A dicky ticker, however, was never going to stop him. Before the wheelbarrow incident, Norm had recorded an unofficial 45.32 minutes for nine miles (14.4 kilometres) and it was then he felt ready for a crack at Stawell.

The first of his 56 races there came in 1951.

He was a young man with a shrewd head and, thinking back to Vin Cousins, wasn’t about to show anyone all that he could do.

“I kept running dead because I was afraid of losing my handicap spot, but I thought I could win at Stawell in 1955 when I entered the mile and was given 140 yards. I had 400 pound ($800) on myself at 12-1 and could have bought a house with the winnings.”

The problem was that Norm had applied the hand brake so often in his races that he wasn’t race-hardened and didn’t know how to win!

“I gave this bloke from New South Wales about 50 metres start at the bell, and picked him up too quickly,” Norm recalled.

“I hit the lead at the 100 metres, but he came back at me and we went neck and neck to the line. I went under by about six inches in a time of 4.01 minutes.”

“After that I ran dead for five years, because the bookies had me 6-4 favourite every time. But I learnt that it doesn’t pay to run dead. Cheating like that ruined my running career. One year I had myself set to win and I came down with flu and another year I was stopped in my tracks after standing on a three inch nail.”

Still, he was made an Honorary Member of the Stawell Athletic Club in 1982 and to this day still competes in the Veterans 100 metres – off 25 metres – “just to make up the numbers.”

Norm with Janet McClure - The ritual tea & honey is never far away

Norm ran with the Victorian Cross Country League, the club he has supported so magnificently, for 55 years. He shared an Aggregate win with former Secretary and Handicapper, Brian Short. He estimates to have won “half a dozen” races with the club; his last at Jells Park in August 1993. His last run with the club was at Murchison in 2005. “But the heart was playing up, so I walked for most of it.”

He should have added the Murchison race to his parcel of scalps one year, when at the Caravan Park, a tantalisingly short distance from the finish on the footy oval, he had a lead big enough to win the Melbourne Cup.

“When I got to the caravans a camper who seemed to be taking an interest in the race said to me ‘go that way’ and pointed towards a paddock.
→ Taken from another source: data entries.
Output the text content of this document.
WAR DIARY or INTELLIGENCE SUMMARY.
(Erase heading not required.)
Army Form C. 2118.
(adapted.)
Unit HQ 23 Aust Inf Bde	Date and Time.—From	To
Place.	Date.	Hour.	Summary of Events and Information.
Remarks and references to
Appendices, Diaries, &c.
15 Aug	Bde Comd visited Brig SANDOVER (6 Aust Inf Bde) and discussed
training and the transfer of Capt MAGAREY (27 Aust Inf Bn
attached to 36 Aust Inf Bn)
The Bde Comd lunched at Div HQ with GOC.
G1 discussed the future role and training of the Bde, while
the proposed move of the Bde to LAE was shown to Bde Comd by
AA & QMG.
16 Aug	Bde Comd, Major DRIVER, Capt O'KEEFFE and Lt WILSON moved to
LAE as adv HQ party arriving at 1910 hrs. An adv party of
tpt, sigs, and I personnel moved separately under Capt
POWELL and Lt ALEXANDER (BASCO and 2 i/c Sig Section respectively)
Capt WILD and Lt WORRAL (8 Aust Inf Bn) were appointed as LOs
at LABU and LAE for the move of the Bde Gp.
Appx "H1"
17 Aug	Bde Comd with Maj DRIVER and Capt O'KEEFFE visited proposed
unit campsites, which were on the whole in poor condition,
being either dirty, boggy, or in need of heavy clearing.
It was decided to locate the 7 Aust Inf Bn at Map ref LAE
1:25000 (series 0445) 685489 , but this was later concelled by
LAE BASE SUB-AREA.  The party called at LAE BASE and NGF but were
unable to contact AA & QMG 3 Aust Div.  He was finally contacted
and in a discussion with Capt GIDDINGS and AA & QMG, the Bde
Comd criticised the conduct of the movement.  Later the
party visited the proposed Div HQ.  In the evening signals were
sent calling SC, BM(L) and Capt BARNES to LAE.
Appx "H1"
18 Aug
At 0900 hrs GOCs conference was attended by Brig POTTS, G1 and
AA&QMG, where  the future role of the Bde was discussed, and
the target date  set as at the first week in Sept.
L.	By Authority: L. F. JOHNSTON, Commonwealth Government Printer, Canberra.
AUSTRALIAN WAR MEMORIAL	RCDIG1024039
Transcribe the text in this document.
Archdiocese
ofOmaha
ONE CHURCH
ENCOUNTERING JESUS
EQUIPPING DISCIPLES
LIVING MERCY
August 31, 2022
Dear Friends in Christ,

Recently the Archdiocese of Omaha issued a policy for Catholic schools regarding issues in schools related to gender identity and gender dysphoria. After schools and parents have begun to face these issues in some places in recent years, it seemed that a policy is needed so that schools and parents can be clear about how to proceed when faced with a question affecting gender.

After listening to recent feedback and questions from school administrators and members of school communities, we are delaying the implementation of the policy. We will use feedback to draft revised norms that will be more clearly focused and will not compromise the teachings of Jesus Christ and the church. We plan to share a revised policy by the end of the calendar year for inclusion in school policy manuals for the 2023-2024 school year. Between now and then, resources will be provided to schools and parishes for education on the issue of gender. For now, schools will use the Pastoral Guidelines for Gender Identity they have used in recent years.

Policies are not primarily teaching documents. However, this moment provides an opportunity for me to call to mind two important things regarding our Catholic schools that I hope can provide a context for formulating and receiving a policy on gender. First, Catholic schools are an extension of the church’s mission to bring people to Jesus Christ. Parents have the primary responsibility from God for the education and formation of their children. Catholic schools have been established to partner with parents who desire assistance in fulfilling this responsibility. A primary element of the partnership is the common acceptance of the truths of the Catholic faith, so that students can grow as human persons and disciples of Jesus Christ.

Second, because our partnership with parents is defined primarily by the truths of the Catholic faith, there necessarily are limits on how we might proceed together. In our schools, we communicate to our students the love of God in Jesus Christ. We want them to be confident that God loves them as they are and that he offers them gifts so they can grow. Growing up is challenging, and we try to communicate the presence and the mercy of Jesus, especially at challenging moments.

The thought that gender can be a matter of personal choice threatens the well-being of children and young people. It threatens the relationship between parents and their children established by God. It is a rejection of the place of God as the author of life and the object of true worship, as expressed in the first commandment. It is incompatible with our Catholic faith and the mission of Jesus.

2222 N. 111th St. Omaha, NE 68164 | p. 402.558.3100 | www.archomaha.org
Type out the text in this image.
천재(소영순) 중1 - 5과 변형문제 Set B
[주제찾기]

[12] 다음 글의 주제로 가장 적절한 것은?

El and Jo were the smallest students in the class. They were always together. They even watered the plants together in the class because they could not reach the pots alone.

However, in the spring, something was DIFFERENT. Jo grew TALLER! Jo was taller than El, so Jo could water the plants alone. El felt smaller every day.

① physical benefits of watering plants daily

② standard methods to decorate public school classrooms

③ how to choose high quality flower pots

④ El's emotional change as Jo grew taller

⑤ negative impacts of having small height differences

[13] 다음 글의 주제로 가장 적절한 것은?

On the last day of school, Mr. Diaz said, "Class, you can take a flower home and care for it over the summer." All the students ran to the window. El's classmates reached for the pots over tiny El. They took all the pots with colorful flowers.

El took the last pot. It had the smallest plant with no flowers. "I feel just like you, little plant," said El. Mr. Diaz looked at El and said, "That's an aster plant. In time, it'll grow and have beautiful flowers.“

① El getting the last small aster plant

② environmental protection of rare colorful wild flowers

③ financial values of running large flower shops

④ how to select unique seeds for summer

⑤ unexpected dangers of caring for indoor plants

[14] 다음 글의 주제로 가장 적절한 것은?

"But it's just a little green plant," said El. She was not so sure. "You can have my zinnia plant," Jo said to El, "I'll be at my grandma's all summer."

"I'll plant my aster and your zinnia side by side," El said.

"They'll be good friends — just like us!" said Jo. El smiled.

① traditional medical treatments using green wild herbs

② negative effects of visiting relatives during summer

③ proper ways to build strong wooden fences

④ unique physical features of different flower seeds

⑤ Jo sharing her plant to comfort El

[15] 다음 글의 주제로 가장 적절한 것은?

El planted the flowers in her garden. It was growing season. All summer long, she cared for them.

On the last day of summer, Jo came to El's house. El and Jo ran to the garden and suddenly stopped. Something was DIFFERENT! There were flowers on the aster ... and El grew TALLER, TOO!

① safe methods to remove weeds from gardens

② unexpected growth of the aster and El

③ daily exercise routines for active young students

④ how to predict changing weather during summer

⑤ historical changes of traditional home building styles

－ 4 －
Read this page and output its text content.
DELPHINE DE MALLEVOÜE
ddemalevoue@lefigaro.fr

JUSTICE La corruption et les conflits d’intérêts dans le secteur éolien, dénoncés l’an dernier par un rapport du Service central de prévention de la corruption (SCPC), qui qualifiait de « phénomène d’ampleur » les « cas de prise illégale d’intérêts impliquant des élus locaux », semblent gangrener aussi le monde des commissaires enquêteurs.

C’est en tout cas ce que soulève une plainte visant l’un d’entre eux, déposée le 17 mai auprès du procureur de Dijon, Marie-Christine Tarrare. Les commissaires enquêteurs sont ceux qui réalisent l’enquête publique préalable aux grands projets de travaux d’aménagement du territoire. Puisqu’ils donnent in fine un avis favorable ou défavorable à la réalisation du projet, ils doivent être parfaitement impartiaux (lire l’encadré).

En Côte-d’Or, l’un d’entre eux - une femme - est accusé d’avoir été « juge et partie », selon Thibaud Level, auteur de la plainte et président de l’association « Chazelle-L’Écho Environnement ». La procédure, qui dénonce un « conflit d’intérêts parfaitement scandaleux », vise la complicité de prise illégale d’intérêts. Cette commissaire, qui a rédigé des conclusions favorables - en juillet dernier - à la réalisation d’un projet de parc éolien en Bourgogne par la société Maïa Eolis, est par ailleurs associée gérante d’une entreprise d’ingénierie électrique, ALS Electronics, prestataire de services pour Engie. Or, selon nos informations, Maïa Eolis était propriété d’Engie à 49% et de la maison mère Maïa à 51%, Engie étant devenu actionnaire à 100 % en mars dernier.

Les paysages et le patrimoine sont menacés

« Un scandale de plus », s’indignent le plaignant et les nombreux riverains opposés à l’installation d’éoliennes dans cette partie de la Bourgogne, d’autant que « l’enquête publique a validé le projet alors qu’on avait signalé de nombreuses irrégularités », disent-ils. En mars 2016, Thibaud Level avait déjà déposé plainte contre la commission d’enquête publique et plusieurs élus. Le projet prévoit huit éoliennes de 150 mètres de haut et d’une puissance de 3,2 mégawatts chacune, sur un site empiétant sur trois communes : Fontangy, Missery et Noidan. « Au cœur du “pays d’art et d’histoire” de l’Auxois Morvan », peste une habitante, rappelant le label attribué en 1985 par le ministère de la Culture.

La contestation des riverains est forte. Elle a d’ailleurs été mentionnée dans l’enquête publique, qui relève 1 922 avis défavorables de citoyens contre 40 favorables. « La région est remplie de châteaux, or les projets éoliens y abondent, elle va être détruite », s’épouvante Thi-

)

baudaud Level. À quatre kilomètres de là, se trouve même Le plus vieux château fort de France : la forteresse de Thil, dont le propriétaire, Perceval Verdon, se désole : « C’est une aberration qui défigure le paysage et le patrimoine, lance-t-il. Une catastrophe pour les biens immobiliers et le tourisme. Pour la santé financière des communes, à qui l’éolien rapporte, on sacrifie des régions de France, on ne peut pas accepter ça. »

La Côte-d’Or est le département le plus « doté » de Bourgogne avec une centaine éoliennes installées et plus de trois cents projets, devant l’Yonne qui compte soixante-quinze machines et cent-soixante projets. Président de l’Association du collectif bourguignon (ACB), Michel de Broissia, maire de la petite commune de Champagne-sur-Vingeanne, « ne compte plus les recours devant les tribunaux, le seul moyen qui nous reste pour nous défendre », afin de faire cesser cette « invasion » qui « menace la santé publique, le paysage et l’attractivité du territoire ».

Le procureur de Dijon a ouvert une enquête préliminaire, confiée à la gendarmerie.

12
So I ran in that direction only to be stopped by a boundary fence. Well, by the time I got through that fence and then through the fence on the other side, I’d blown any chance I had of winning.”

Perhaps the scariest race on the original syllabus was a six miler that stretched down North Road from Murrumbeena to the Nepean Highway and back. There are at least 24 sets of traffic lights along that route but no one would stop; no one would slow down.

It was a race that gave new meaning to the term “run for your life.”

Norm, as tough and resilient an octogenarian as they come, would still be running with the VCCL today if his heart would let him. But he still walks and jogs seven laps of the local footy ground, pumps weights - and pushes wheelbarrows, when required, at Norm Charles Underpinning – “the best in the business for over 46 years.”

Norm with past winners of The Cup in 2010: Frank Neill, Roy McKenzie, Denis Hughes, Colin Davis, Andy McVay, Sean Quilty, Jim Peterson and Rob O'Donnell

Norm’s 50th “Norm Charles Cup” is just four years away. Let us reflect for a moment on how much poorer this club would be without Norm’s benevolence – prize-money by the barrow load, raffle tickets by the bucket load, sashes and trophies galore. He supports the Murchison bus and he’d be the first to get out and push it, if it ever dared to stall. Norm doesn’t like to talk about the money, but we reckon his largesse has amounted to well over $100,000, and rising. “I don’t care about the money,” he says. “It makes me feel good.”

In return all he wants at the end of any race is his ritual warm cup of tea and honey because that makes him feel good too.

“I never thought that my race would be going as long as it has,” Norm says in that laconic way of his. “I don’t know if the club will want to make a big deal of the 50th…but I might.”

Happy Birthday -and many more of them- Norm!